Confessor Returns
Andrew Lohse ’12, who will enroll as a student for spring term, was back on campus recently. The controversial source behind the 2012 Rolling Stone story on hazing and author of last year’s Confessions of an Ivy League Frat Boy, Lohse, who also appears in The Hunting Ground, a new documentary about sexual assault on college campuses, visited a “Writing 5” class taught by professor Jed Dobson in February. Dobson had assigned Confessions, along with essays by Chris Miller ’63 of Animal House fame, as reading in his “Dartmouth in Fiction and in Fact” course. Here, some of Lohse’s comments as prompted by student questions.
“Yes, I’ve had death threats.”
“In writing my book I was telling things as they happened. If it troubles readers, I hope it reflects how it troubles some of the characters.”
“The book doesn’t include ‘narrativized’ accounts of sexual assault because I drew only on my direct knowledge of things that happened.”
“Ten years of perspective, had I waited that long to write the book, would have been dishonest. I wanted to tell [students] about what happened.”
“I gave up on The Real Animal House by Chris Miller ’63 after about 10 to 12 pages.”
“Readers can have faith in the accuracy of my book because it was rigorously fact-checked, as was the Rolling Stone story, and vetted with people directly involved and present while these events were occurring. People can believe it’s exaggerated, but they’d be wrong.”
“Fraternity recruitment requires buy-in, just like a Ponzi scheme, for the house to sustain itself.”
“Why did I choose to write about what happened when no one else did? In my pledge class about 25 of the 27 people were econ or math majors. I was the only English major in the house. It allowed me to think critically about the hazing process.”
“When you put a bunch of college guys in a mansion with a huge endowment with about $70,000 a year earmarked for alcohol, with that number varying by house, good things don’t come from that.”
“Hazing is depraved.”
“There are a lot of layers to the Greek system at Dartmouth, and a lot of Dartmouth-specific layers. There’s a huge problem with gender-segregated housing. You can’t expect an institution from the 19th century, like a fraternity, to work in the 21st. There’s going to be a little bit of chaos.”
“The amount of power and responsibility fraternities are given on Dartmouth’s campus predictably results in a culture of insane drinking.”
“Steps taken by Moving Dartmouth Forward are just the beginning. The College should either abolish fraternities or replace them with something safe. There needs to be coeducation in social organizations. Having lived in Panarchy after SAE, I could see that coed management has a different result: respect and no hazing.”

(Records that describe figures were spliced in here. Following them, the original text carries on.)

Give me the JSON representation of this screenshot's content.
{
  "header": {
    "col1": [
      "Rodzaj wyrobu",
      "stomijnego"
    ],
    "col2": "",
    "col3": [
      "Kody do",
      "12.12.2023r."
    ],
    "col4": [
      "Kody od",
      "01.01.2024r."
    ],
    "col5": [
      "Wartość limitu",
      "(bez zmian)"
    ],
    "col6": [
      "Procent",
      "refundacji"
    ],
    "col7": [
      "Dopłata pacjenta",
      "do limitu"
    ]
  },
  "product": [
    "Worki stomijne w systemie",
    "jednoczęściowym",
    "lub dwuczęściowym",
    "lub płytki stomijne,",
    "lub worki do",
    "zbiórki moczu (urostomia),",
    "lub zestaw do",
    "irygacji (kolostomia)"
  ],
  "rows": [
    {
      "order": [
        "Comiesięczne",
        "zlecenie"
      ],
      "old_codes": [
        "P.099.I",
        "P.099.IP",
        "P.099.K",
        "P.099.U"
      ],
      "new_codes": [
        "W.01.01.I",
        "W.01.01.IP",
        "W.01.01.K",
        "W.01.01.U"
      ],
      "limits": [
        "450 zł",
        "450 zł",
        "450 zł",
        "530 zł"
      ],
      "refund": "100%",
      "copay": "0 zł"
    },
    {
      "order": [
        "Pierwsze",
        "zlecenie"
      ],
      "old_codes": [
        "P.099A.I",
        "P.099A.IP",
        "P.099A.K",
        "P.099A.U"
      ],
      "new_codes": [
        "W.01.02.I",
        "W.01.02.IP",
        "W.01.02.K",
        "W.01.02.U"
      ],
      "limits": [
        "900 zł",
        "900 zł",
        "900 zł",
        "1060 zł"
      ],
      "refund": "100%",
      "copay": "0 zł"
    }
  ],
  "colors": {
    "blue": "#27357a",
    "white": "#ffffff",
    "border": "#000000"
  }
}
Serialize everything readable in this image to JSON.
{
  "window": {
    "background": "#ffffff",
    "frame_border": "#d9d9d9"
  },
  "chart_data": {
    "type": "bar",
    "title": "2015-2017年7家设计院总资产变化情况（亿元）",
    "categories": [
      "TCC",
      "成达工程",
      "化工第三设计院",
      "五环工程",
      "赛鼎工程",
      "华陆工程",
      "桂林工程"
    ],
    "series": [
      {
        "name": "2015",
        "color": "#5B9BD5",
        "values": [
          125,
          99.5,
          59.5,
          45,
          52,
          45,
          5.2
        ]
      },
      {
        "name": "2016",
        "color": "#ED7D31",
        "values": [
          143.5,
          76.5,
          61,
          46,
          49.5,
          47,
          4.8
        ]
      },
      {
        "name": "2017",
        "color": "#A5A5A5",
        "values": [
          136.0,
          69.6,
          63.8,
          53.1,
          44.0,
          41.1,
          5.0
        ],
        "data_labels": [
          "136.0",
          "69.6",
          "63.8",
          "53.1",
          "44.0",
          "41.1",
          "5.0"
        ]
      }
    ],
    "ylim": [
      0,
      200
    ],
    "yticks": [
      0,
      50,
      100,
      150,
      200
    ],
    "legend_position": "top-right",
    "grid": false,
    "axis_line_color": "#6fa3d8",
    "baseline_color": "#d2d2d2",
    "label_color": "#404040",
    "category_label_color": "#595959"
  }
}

“The abolition of fraternities on Dartmouth’s campus is not only possible but will happen in [today’s students’] lifetimes. There was an opportunity with Moving Dartmouth Forward for this to have already happened, but it’s obvious that many big donors wouldn’t have stood for it. As the demographics of the alumni body become less dominated by rich white guys and shifts to better reflect the gender and ethnic equality of society at large—and today’s student body—it will change.”
“Many would argue that the bulk of the plan announced by [President Phil] Hanlon ’77 consisted of reforms that Dartmouth would have had to implement anyway in response to the federal investigations being conducted under Title IX and the Clery Act.”
“As for the ban on hard alcohol, I would cite the argument made by some feminists that it will be more difficult for assault victims to come forward if they were drinking hard alcohol. Banning it and pledging, as some other schools have done, can be seen as a way of limiting liability at a time when institutions are having to pay out big settlements from their huge endowments.”
“Flasks will become the must-have accessory.”
“It is nice that Hanlon is trying to do something [with Moving Dartmouth Forward], but you could argue that he’s politically smart, having seen what happened to other presidents who tried to do away with fraternities. He probably would have had to stake his whole presidency on it.”
“I was struck by [former Dean of the College] Charlotte Johnson’s comments when the sit-in occurred in Hanlon’s office last year that his primary job is to raise money—more so than to tend to students. I don’t know if that was a misstatement or not.”
“You don’t know how awesome classes here are until you’ve done a bunch of shitty jobs.”
“By taking [his comments about my book] as far as he did [in The Wall Street Journal], Joe Rago ’05 revealed his own obvious bias. He got key facts wrong and made himself look absurd. This is, after all, the same absurd guy who said that the BP oil spill had no environmental consequences whatsoever. And his experience of SAE is different from mine—he was never a member, never hazed.”
“I never went looking for what happened. I didn’t write the Rolling Stone story, I just talked to somebody on the phone.”
“When I come back to campus I want to do my homework, write my thesis. I don’t know what my social life will be like. It’s not my focus.”
“I plan to graduate with the class of 2016—unless I’m assassinated first.”